The other reason that justifies the dismissal of the claim, so defendants argue, is that plaintiff, now the sole owner of the property, cannot enforce the covenant because a covenant against encumbrances is personal to the covenantee and does not run to a successor or assign of the original grantee, Lockhart v. Parker, 189 N.C. 138, 126 S.E. 313 (1925), and defendants’ covenant was made to plaintiff and her husband by the entireties, not to plaintiff individually. This argument would overturn reality with fancy. It has been aptly said of an estate by the entireties: “The estate rests upon the doctrine of the unity of person, and upon the death of one the whole belongs to the other, not solely by right of survivorship, but also by virtue of the grant which vested the entire *671estate in each grantee.” Carter v. Continental Insurance Company of New York, 242 N.C. 578, 580, 89 S.E.2d 122, 123 (1955). (Emphasis in original).
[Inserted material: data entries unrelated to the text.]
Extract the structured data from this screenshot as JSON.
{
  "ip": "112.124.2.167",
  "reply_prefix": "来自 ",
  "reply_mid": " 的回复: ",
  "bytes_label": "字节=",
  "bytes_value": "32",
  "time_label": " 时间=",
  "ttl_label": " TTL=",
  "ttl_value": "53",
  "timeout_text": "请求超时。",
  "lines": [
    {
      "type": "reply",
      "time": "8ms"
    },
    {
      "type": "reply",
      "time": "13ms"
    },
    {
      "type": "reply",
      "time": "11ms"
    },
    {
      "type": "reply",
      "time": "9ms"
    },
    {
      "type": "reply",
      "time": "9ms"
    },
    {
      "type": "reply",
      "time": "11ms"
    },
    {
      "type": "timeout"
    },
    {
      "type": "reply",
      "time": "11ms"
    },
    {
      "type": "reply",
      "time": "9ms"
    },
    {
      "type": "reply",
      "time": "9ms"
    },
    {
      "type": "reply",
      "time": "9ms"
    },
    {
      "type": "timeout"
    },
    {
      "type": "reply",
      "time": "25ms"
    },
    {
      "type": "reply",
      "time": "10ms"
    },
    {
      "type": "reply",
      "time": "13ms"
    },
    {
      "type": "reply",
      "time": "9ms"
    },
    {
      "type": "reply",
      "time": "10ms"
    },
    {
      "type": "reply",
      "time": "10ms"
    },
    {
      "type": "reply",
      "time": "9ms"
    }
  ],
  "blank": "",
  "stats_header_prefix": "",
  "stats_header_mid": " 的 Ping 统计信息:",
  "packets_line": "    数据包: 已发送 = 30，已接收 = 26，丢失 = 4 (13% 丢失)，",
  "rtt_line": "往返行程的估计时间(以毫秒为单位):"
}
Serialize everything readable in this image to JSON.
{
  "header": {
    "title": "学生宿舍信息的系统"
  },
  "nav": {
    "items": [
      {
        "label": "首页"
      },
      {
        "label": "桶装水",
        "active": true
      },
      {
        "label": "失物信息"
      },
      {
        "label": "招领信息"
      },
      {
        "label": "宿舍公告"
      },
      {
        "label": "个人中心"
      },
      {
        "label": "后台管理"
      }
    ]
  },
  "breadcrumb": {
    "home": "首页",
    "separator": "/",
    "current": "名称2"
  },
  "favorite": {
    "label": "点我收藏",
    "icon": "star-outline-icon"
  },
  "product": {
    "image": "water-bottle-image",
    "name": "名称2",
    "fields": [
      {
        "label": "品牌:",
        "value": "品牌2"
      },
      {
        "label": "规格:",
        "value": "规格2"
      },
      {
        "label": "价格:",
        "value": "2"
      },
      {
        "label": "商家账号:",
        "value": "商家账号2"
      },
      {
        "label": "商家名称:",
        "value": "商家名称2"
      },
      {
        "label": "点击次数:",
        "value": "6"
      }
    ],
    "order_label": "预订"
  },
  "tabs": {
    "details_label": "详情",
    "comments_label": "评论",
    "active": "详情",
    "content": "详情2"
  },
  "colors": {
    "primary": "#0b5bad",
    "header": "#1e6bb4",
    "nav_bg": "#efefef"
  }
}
The same thing occurs, in our opinion, when a tenancy by the entireties terminates by the failure of the marriage and one spouse’s interest is conveyed to the other. Plaintiff has been a grantee and covenantee under defendants’ deed since it was delivered; she did not cease to be one because her interest was increased or joined by that of her former husband.
Still another argument — though without standing since no authority is cited for it, and without foundation since it is contradicted by the clear wording of their own deed — is that in excepting from the covenant against encumbrances the “sewer line easement across the western half of said lot,” they also excepted the sewer line that ran under the house, if it is ruled to be an encumbrance, which they deny.
Plaintiff’s argument that the court also erred in refusing to receive and consider the other notarized statements that she submitted and the original verified complaint need not be determined, for the claim has been established by the other materials and the facts asserted by the rejected materials are merely cumulative or explanatory. For example, the affidavit of the Bowlings, who contracted to purchase the property from plaintiff, explained that the presence of the line was discovered by their surveyor and that they refused to complete the purchase until the encroaching sewer line was rerouted at no expense to them and to the Town’s satisfaction; and the affidavit of their surveyor states that he ascertained from searching the Town’s records that the line was designed in the 1940’s and installed in the early 1950’s. These and other statements were refused because the Notary’s certification did not expressly state that the statements were subscribed and sworn to before the Notary. The statements were labeled affidavits; each stated over the maker’s signature, “I . . . being first duly sworn, do depose and say” and concluded with “Further, the Affiant sayeth not”; and each jurat over the signature and seal of the Notary Public stated, “I . . . do hereby certify that [so and so] personally appeared before me this day and acknowledged the due execution of the foregoing instrument.” Whether such statements qualify as affidavits apparently has not been decided by our Courts or any others, as neither party referred us to a decision involving a similar document.
*672As is apparent from the opinion of Judge Greene that follows, that opinion, concurred in by Judge Orr, is the majority opinion on the issue of the sewer line not being an encumbrance, and this opinion is a dissent on this issue. On all the other issues, this opinion is the opinion of the Court. Thus, the holding of the majority of this Court is that the summary judgment entered by the trial court for the Cozarts is affirmed.
Affirmed.
Judge ORR concurs in the above opinion except for the holding that the sewer line is an encumbrance, and as to that issue he concurs with the dissenting opinion of Judge GREENE.
Judge GREENE concurs in part and dissents in part with separate opinion.